12. Epidural catheter insertion: thoracic catheter position through caudal route
Although thoracic epidural catheters have been described in neonates96 in some reports, its routine use at this moment cannot be advocated. However, relative fluidity of the epidural fat in neonates and young infants allows advancement of thoracic catheter inserted through the caudal or lumbar route.

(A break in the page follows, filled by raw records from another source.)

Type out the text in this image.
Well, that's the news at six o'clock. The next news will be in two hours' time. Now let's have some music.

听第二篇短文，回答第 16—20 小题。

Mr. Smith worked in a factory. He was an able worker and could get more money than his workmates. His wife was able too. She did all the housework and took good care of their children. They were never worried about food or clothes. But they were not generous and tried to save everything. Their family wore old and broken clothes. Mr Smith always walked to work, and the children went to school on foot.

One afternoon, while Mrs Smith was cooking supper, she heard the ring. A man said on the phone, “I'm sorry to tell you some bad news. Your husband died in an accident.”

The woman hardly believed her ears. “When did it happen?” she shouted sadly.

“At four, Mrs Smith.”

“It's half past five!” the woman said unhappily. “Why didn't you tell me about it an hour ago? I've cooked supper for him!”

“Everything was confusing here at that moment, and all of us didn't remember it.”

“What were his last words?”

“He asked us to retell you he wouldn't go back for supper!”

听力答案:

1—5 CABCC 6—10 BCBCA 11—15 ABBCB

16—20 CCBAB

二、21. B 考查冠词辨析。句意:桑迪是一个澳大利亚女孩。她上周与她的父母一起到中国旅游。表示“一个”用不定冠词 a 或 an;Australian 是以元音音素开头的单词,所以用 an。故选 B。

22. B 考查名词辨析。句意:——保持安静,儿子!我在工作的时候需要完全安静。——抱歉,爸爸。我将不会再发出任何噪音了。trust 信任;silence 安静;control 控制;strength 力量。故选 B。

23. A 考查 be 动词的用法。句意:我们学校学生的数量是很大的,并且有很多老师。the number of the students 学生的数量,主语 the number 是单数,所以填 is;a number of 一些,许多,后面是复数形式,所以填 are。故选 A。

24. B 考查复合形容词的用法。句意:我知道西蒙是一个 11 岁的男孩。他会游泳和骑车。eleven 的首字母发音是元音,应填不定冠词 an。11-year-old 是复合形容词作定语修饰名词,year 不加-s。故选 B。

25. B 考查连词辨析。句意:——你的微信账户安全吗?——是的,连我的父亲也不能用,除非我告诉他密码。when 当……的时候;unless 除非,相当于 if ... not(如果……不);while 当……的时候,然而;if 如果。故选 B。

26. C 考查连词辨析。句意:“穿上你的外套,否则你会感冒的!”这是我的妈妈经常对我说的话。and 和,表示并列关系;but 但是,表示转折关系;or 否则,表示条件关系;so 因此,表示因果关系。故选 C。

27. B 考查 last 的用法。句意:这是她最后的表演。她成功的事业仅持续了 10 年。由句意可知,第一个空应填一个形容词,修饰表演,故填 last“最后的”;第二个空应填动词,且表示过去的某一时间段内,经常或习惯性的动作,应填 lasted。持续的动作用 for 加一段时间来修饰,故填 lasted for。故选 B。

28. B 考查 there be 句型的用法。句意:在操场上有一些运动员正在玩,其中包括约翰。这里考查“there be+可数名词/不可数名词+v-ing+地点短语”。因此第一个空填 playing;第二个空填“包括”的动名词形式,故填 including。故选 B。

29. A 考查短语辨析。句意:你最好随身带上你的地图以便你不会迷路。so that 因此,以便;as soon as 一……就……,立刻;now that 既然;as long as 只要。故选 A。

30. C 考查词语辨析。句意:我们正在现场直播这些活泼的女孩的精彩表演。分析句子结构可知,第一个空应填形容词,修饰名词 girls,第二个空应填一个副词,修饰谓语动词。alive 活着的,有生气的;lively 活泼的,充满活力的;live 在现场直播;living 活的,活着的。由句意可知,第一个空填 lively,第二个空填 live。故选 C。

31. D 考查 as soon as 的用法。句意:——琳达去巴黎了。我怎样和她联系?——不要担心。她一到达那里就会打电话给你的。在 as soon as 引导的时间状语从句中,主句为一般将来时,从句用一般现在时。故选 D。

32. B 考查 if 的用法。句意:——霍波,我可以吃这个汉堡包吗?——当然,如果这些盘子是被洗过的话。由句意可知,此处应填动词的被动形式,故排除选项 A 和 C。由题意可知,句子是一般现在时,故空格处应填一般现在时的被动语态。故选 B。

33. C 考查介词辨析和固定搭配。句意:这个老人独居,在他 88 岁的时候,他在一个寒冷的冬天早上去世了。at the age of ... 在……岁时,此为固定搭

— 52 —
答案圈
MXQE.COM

In 1988, Bösenberg et al97 described the successful insertion of an 18G epidural catheter up to the thoracic level. A thicker gauge catheter is easier to advance but has a higher possibility of neural damage.98, 99 There are numerous ways of confirming epidural catheter position, including X-ray,100 electrocardiography,101 ultrasonography,102 and even transesophageal echocardiography.103
The lumbar epidural route is less preferred in neonates,104 and there are reports of paraplegia due to intraspinal hematoma during attempted lumbar epidural block.105 The advent of ultrasound may be especially useful in neonates as the ossification of the vertebral column is reduced and the cord structures may be better visualized.106
13. Local anesthetic dosing
The most important prerequisite of an epidural block is that the tip of the epidural catheter should be situated at an intraspinal level that corresponds to the dermatome center of the surgical procedure. Caudal bolus injection of 3 mg/kg ropivacaine or a continuous epidural infusion of 0.2–0.4 mg/kg/hour of the same drug was clinically effective and did not result in excessive plasma levels of the drug.107 In an Anesthesia Patient Safety Foundation–sponsored study, it was found that all the children who had systemic toxicity had infusion rates in excess of 0.5 mg/kg/hour of racemic bupivacaine.108 In a recent review, a maximum bolus dosage of 1.5–2.0 mg/kg followed by an infusion of 0.2 mg/kg/hour was recommended; in addition, this should only be continued beyond 48 hours when considerable benefits exist.107
14. Conclusion
Despite various opinions regarding the methods of optimum postoperative pain management in neonates, there is little doubt that neonates feel more pain than their older counterparts. Intravenous opioids with the use of morphine or fentanyl remain the most common modality of neonatal pain management. The role of acetaminophen in decreasing opioid requirement seems to be promising. Although ketorolac appears to be safe, further studies are required before its routine use can be recommended. Epidural analgesia/anesthesia when performed by an experienced anesthesiologist is quite safe and has several benefits over systemic opioids. In cases where technical and logistic feasibility is present, it may be a logical option as a part of balanced anesthesia technique.